Here the boys are showing me just what they think of my photography obsession:
   
Charlie does a poolside catwalk to avoid burning his... one bare foot? Where did the other flip-flop go?
Abraham the Water Monkey gives me a heart attack hanging from the pool ladder in the eight foot dive section...

On the way home from the pool, Charlie and I had one of the many great conversations we have, wherein he asks obvious questions, and I answer him as absurdly as possible.
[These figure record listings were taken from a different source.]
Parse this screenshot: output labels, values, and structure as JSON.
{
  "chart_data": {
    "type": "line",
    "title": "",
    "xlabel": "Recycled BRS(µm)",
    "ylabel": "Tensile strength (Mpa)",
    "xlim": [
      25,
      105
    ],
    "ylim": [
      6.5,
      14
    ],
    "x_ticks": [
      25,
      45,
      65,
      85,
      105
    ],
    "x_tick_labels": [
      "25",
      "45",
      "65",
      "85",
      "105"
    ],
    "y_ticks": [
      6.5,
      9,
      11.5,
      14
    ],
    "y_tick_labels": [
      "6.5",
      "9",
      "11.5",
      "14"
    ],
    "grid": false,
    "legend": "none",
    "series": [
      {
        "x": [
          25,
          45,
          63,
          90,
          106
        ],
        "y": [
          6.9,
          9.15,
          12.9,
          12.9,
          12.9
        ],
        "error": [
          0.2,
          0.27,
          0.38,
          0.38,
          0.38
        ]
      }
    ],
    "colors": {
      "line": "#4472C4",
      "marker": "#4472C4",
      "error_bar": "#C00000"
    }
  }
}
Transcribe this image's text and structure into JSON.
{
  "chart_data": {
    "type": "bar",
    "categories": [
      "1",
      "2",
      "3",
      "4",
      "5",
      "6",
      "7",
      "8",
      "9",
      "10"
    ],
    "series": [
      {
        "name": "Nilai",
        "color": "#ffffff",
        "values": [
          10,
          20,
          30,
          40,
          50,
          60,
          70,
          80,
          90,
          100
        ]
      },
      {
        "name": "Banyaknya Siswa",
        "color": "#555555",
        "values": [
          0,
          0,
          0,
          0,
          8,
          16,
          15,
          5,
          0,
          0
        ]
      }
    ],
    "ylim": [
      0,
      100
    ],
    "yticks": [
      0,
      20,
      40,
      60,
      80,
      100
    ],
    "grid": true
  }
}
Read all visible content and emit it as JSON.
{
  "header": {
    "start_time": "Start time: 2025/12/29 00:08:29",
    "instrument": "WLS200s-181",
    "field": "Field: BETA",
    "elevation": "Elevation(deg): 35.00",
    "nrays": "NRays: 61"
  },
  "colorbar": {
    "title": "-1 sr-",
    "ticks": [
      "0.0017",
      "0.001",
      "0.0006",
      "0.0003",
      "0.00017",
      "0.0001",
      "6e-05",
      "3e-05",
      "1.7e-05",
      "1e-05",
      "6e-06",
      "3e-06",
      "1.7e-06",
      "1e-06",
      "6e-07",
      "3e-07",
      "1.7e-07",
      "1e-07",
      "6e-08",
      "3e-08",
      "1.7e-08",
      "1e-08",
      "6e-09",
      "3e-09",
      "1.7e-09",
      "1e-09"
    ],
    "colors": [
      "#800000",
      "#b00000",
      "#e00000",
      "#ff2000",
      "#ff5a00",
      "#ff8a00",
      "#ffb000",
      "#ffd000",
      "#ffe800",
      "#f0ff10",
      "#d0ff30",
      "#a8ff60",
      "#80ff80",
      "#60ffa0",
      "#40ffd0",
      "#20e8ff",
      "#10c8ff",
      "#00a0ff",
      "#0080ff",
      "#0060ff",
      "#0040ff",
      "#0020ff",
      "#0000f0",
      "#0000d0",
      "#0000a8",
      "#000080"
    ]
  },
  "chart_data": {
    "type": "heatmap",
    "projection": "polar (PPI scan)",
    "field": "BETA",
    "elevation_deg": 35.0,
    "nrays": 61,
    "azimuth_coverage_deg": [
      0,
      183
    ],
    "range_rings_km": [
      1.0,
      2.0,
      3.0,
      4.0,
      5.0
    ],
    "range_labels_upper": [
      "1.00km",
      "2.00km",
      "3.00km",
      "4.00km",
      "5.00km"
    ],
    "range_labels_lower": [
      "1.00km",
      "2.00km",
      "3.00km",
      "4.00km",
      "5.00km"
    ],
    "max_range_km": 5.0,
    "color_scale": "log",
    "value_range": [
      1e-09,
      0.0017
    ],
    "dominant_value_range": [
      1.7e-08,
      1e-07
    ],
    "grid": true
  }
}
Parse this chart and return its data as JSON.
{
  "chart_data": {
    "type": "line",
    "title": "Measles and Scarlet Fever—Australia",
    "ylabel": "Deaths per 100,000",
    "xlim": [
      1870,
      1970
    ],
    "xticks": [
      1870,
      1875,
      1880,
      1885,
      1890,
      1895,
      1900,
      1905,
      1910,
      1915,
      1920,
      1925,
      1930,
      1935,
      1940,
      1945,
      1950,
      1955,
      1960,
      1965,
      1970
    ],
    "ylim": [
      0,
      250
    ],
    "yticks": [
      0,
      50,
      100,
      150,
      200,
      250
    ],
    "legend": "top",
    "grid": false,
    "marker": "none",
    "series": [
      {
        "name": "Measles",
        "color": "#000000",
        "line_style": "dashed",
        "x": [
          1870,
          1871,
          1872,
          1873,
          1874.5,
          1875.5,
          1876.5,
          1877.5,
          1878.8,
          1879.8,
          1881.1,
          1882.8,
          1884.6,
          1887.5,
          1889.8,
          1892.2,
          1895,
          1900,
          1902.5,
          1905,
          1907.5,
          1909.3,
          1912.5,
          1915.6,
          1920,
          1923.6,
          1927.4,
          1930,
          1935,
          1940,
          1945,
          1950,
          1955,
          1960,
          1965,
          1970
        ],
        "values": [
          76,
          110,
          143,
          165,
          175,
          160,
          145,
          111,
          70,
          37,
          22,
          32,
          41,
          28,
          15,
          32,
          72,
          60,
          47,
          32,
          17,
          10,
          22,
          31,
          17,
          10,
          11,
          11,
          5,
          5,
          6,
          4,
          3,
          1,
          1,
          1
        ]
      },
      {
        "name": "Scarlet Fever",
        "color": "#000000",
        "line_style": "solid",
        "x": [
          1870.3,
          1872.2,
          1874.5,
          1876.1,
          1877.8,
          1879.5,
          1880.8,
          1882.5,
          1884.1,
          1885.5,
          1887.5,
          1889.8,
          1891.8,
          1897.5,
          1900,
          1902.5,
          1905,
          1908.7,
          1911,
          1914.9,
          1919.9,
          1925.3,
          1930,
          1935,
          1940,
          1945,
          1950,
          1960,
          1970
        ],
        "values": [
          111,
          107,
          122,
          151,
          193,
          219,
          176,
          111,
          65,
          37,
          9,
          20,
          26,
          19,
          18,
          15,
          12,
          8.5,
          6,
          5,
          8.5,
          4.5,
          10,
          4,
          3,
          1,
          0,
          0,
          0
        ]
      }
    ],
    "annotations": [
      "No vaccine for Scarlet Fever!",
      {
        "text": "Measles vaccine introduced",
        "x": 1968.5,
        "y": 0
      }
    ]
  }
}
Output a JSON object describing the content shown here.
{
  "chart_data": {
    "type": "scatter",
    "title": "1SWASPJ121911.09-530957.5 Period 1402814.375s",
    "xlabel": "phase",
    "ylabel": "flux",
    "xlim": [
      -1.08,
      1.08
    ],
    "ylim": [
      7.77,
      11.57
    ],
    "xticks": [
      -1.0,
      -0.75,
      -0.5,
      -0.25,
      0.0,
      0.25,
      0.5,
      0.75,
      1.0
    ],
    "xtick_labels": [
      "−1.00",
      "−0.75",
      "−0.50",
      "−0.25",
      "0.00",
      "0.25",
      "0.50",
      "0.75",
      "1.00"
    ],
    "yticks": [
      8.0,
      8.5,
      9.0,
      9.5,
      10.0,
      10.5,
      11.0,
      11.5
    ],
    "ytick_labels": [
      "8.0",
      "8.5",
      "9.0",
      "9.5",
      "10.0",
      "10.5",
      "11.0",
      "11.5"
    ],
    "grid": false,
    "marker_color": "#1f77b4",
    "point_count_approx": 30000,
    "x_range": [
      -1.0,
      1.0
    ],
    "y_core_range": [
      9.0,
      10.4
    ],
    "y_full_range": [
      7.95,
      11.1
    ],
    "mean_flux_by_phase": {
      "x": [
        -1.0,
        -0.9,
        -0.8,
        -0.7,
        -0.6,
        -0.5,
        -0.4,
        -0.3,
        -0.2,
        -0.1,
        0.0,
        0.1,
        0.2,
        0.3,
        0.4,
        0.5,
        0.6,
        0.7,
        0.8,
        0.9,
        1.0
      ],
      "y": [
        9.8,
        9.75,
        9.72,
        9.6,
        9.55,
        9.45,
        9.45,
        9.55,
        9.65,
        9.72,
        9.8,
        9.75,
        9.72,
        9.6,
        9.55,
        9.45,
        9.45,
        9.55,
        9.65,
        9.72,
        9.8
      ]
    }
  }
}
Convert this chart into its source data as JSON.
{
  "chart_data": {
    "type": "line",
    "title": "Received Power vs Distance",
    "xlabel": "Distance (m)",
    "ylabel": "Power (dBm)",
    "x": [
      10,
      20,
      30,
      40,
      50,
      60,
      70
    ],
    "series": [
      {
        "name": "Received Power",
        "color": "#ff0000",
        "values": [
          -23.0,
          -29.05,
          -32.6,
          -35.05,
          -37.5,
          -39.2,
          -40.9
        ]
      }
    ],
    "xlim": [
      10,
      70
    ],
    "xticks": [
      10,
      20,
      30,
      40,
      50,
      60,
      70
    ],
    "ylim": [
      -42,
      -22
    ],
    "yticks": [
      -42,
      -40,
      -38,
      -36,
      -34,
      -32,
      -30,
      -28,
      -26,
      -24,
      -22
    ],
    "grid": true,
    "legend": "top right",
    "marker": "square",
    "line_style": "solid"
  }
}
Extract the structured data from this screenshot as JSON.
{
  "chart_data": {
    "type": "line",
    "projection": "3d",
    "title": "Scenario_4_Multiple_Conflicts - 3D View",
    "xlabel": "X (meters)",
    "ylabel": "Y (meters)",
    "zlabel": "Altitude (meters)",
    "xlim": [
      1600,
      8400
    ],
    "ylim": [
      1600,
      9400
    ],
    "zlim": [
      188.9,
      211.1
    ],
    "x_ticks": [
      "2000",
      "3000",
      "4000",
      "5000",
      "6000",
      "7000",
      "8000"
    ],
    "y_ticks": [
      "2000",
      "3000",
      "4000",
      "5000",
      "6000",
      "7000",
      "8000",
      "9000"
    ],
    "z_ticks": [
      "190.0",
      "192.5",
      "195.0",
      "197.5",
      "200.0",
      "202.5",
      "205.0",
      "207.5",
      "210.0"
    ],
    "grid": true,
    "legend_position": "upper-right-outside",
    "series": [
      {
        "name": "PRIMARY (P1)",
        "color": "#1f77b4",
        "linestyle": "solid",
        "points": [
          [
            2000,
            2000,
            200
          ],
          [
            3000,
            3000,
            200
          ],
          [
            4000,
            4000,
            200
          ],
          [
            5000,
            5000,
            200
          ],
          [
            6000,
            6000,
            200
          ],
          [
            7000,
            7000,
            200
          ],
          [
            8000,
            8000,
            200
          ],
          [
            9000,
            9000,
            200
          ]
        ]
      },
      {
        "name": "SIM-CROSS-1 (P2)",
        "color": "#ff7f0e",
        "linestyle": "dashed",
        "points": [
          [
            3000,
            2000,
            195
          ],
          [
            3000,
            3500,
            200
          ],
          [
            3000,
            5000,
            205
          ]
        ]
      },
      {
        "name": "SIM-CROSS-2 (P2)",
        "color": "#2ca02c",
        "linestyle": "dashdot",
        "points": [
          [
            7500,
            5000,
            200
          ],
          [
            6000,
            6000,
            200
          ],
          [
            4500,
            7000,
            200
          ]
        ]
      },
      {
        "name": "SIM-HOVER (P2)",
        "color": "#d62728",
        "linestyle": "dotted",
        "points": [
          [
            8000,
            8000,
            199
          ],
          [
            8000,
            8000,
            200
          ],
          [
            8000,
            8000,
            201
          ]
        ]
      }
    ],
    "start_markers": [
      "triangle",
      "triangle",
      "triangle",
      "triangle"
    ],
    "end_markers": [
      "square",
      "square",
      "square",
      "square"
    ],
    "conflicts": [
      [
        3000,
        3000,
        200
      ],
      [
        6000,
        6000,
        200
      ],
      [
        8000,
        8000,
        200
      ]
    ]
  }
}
Charlie, out of the blue: Mom, is that our house? (We are 11.683 miles from home. He knows this.)
Me: Yes. Get out.
Charlie likes this game: Mom, is that our house?
Me: No. The president lives there.
Charlie: Is that our house?
Me: Yes. Get out.
Charlie: Is that our house?
Me: No. That's where the Queen of England lives.
Charlie: Is that our house?
Me: No. It's a gopher hole.
Charlie: Are you teasin' me?
Me: No. Giant gophers.
Charlie: Mom, are you here?
Me: Nope, you're driving.
Charlie: Is that our house?
Me: Yes. Get out.
Charlie: Mom, can I have a cheeseburger?
Me: Yes. Get out. Wait. What?

Foiled again.
 
Oh, and HaPpY BeLaTeD BiRtHdAy to Uncle Stuart! I tried to send you an ecard, but I must've typoed the email address because it came back!